Он вернулся и протянул руку:
– Пойдем. Немцы тоже собираются отпраздновать седьмое ноября внеочередным налетом. И помяни мое слово, бомбежка до вечера не кончится.
Татьяна взяла его под руку. Ей хотелось плакать. Хотелось идти рядом. Хотелось немного согреться. Ботинки, подошвы которых были подвязаны бечевкой, протекали. Боль терзала измученное, разбитое сердце, которое бечевкой не свяжешь…
Они пробирались сквозь снег, упорно уставясь в землю.
– Я не отдала тебя другой, Шура, – вымолвила наконец Татьяна.
– Нет? – горько усмехнулся он.
– Как ты можешь? Я сделала это ради сестры, а ты изображаешь все так, словно я сделала подлость! Как только не стыдно?
– Стыдно. Ужасно стыдно.
Она крепче сжала его руку.
– Это ты должен быть сильным, но я до сих пор не видела, чтобы ты особо за меня боролся.
– Я каждый день борюсь за тебя, – возразил Александр, снова ускоряя шаг.
Татьяна немедленно дернула его за рукав и беззвучно рассмеялась: даже задор куда-то пропал, смытый вновь нахлынувшей слабостью.
– Ну да, если можно назвать борьбой женитьбу на Даше.
Но тут небо раскололось оглушительным грохотом, сопровождаемым пронзительным свистом. Только все заглушали тревожные сирены ее сердца.
– Сейчас, когда Дмитрий умирает и, можно сказать, сошел со сцены, ты вдруг осмелел! – воскликнула она. – Можно о нем не беспокоиться и позволять себе всякие вольности даже в присутствии моей семьи, а теперь ты вдруг приходишь в ярость из-за того, что давным-давно было и прошло. Ну так вот, я не желаю ничего слушать! Плохо тебе? Иди женись на Даше. Сразу станет легче!
Александр остановился и потянул ее за собой в дверной проем подъезда. И тут началось по-настоящему. Словно небеса разверзлись, и оттуда посыпались бомбы, бомбы, бомбы…

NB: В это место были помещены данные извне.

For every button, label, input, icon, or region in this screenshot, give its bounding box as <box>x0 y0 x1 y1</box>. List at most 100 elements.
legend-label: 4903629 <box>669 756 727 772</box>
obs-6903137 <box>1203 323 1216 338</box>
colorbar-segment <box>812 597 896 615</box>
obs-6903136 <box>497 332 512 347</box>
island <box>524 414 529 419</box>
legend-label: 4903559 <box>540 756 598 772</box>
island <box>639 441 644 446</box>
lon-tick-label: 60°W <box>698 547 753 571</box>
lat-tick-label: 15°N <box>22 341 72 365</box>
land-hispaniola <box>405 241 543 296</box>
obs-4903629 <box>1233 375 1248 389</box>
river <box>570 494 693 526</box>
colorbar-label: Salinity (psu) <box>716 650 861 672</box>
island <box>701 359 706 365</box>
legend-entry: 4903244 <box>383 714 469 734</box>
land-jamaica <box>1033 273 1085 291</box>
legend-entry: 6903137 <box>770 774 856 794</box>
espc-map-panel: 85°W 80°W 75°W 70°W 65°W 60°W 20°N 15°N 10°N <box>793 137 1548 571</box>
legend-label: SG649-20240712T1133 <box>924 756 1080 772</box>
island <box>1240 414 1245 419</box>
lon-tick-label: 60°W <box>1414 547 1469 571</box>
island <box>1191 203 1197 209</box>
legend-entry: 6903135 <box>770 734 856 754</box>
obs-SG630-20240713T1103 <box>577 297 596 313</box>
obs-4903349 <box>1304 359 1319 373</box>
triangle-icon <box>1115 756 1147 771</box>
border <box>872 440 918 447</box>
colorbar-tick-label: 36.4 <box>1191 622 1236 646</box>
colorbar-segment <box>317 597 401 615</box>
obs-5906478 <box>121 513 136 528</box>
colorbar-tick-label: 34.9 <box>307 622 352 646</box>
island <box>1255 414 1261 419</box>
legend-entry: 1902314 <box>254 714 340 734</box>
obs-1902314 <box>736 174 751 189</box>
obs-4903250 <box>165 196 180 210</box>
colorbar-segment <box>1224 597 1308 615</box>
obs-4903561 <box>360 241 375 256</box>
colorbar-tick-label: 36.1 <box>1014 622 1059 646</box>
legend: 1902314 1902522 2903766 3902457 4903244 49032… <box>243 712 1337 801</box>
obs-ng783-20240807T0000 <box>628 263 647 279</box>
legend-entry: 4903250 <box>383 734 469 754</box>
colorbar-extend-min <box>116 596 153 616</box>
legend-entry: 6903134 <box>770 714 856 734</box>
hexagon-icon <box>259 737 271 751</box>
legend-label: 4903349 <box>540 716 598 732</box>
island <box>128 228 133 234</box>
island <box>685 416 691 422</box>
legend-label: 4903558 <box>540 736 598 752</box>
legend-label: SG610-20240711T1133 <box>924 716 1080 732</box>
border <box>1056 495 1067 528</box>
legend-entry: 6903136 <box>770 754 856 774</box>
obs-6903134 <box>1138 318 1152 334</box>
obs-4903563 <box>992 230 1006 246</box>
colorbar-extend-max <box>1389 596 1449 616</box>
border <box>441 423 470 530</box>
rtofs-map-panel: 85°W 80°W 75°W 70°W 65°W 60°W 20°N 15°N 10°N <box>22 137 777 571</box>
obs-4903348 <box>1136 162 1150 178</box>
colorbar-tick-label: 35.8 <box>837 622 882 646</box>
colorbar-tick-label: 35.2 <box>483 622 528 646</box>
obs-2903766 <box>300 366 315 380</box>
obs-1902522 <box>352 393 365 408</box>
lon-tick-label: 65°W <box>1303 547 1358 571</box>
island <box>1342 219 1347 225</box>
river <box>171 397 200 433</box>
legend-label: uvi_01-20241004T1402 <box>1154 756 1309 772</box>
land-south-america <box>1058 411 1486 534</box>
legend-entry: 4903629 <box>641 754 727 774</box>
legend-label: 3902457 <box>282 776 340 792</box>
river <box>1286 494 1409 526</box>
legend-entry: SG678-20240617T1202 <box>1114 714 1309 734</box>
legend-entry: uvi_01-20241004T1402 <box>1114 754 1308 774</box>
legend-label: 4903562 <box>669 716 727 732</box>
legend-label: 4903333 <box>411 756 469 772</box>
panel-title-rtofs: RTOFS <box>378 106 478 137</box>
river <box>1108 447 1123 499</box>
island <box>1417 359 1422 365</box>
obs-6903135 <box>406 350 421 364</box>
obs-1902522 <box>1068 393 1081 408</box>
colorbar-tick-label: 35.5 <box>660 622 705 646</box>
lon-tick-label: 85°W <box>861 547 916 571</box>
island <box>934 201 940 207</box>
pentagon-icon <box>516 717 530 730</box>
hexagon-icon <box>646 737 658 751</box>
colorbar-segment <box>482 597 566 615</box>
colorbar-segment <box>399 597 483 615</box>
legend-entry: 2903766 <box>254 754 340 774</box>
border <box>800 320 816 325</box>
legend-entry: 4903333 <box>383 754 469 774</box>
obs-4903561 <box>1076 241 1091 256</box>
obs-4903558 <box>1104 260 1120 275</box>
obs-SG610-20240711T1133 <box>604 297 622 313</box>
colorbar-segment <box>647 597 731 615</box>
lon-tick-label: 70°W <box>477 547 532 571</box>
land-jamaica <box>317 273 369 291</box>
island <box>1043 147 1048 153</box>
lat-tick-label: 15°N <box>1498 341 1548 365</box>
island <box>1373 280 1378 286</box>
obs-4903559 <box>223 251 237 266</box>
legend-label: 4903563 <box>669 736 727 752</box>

– Я не просил ее выходить за меня! – заорал он. – Я согласился жениться на Даше, чтобы отвадить от тебя Дмитрия. Или уже забыла?!
– Ах вот в чем состоял твой великий план! – завопила в ответ Татьяна, которую наконец затрясло от злости. – Так ты собирался жениться на ней ради меня?! До чего же ты заботлив, до чего человечен!
С каждым словом изо рта вырывались белые клубы. Татьяна схватила его за лацканы шинели и уткнулась лицом в грудь.
– Как ты мог? Как ты… – Она перешла на шепот. – Ты просил ее выйти за тебя…
Она крикнула это или прошептала?
Теперь уже непонятно.
Татьяна пыталась трясти его, но сил не было. Пыталась барабанить по его груди кулачками… но не выходило. Получалось только слабое похлопывание. Александр схватил ее и прижал к себе так крепко, что она задохнулась.
– О боже, что мы делаем? – заплакала она.
Он не отпускал ее. Она закрыла глаза. Кулачки так и остались лежать на его груди.
– Что случилось, Шура? Боишься за меня? Чувствуешь, что я скоро умру?
– Нет, – буркнул он, не глядя на нее.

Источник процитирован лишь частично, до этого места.